Question

1. In Macroland, 500,000 of the 1 million people in the country are employed. Average labor...

1. In Macroland, 500,000 of the 1 million people in the country are employed. Average labor productivity in Macroland is $15,000 per worker. Real GDP per person in Macroland totals:

2. Suppose Tulane University purchases a new desk that was produced in the U.S. for use in the Economics Department office. Everything else held constant, this will cause the ________ component of U.S. GDP to increase.

3. If the annual real interest rate on a 10-year inflation-protected bond equals 1.7 percent and the annual nominal rate of return on a 10-year bond without inflation protection is 3.2 percent, what average rate of inflation over the ten years would make holders of inflation-protected bonds and holders of bonds without inflation protection equally well off?
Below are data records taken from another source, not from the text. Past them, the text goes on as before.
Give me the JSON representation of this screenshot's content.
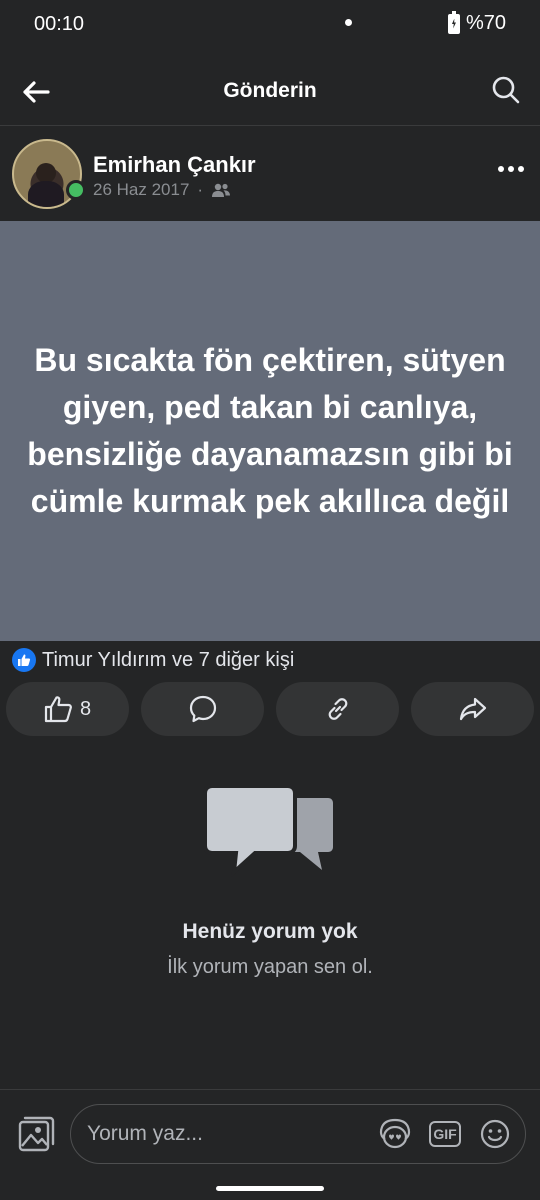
{
  "status_bar": {
    "time": "00:10",
    "battery": "%70"
  },
  "header": {
    "title": "Gönderin"
  },
  "post": {
    "author": "Emirhan Çankır",
    "date": "26 Haz 2017",
    "dot": "·",
    "text": "Bu sıcakta fön çektiren, sütyen giyen, ped takan bi canlıya, bensizliğe dayanamazsın gibi bi cümle kurmak pek akıllıca değil"
  },
  "reactions": {
    "summary": "Timur Yıldırım ve 7 diğer kişi",
    "like_count": "8"
  },
  "empty_state": {
    "title": "Henüz yorum yok",
    "subtitle": "İlk yorum yapan sen ol."
  },
  "comment_bar": {
    "placeholder": "Yorum yaz..."
  },
  "colors": {
    "background": "#242526",
    "post_bg": "#646b79",
    "online": "#45bd62",
    "like": "#1877f2"
  }
}
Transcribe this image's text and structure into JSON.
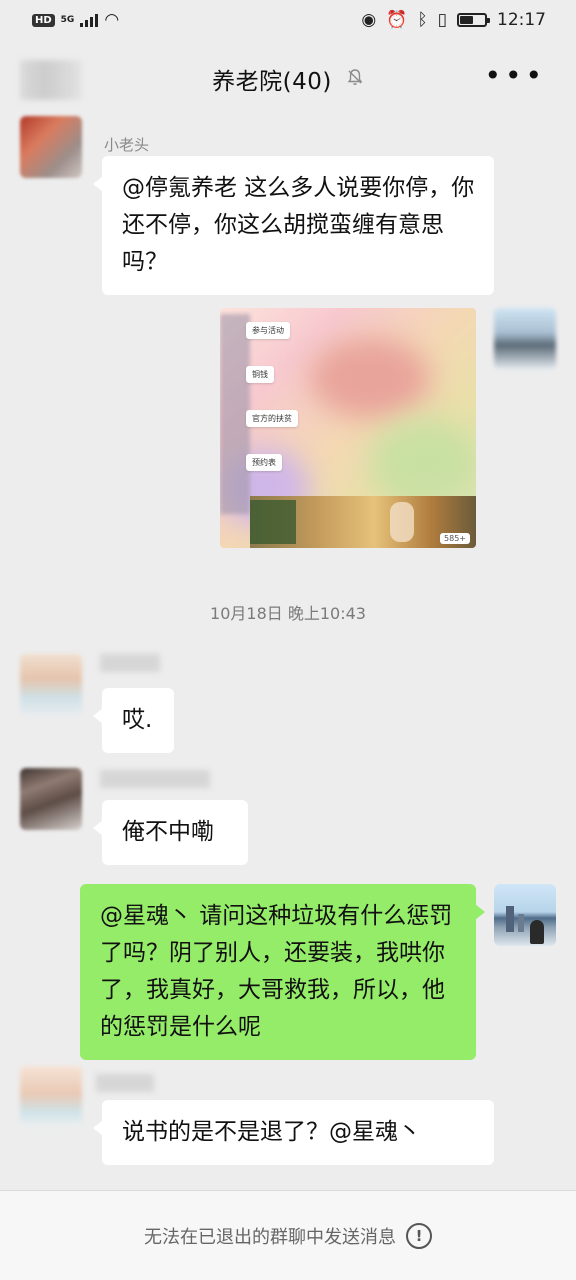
{
  "status_bar": {
    "hd": "HD",
    "network": "5G",
    "time": "12:17",
    "battery_level": 0.55,
    "icons": [
      "eye-icon",
      "alarm-icon",
      "bluetooth-icon",
      "vibrate-icon",
      "battery-icon"
    ]
  },
  "header": {
    "title": "养老院(40)",
    "mute_icon": "bell-off-icon",
    "more_icon": "more-dots-icon"
  },
  "messages": [
    {
      "side": "left",
      "sender": "小老头",
      "text": "@停氪养老  这么多人说要你停，你还不停，你这么胡搅蛮缠有意思吗？"
    },
    {
      "side": "right",
      "type": "image",
      "menu_items": [
        "参与活动",
        "铜钱",
        "官方的扶贫",
        "预约表"
      ],
      "game_menu": [
        "",
        ""
      ],
      "badge": "585+"
    },
    {
      "type": "timestamp",
      "text": "10月18日 晚上10:43"
    },
    {
      "side": "left",
      "sender": "",
      "text": "哎."
    },
    {
      "side": "left",
      "sender": "",
      "text": "俺不中嘞"
    },
    {
      "side": "right",
      "text": "@星魂丶  请问这种垃圾有什么惩罚了吗？阴了别人，还要装，我哄你了，我真好，大哥救我，所以，他的惩罚是什么呢"
    },
    {
      "side": "left",
      "sender": "",
      "text": "说书的是不是退了？@星魂丶"
    }
  ],
  "bottom_bar": {
    "notice": "无法在已退出的群聊中发送消息",
    "icon": "info-icon"
  },
  "colors": {
    "background": "#ededed",
    "bubble_self": "#95ec69",
    "bubble_other": "#ffffff"
  }
}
4. True or false: An open market purchase is expansionary monetary policy.

Homework Answers

Answer #1

1. Average labor productivity = Real GDP / no. Of labors

Or, Real GDP = average labor productivity * no. Of labors

Or, Real GDP = $15,000 * 500,000 = $7500 million

Real GDP per capita = real GDP/total population = $7500 million / 1 million = $7500

Answer: $7500

2. If the university purchases a new desk that was produced in the U.S for use in the economics department office, then it can be considered as a government entity. Everything else held constant, this purchase will cause the government spending component of US GDP to increase.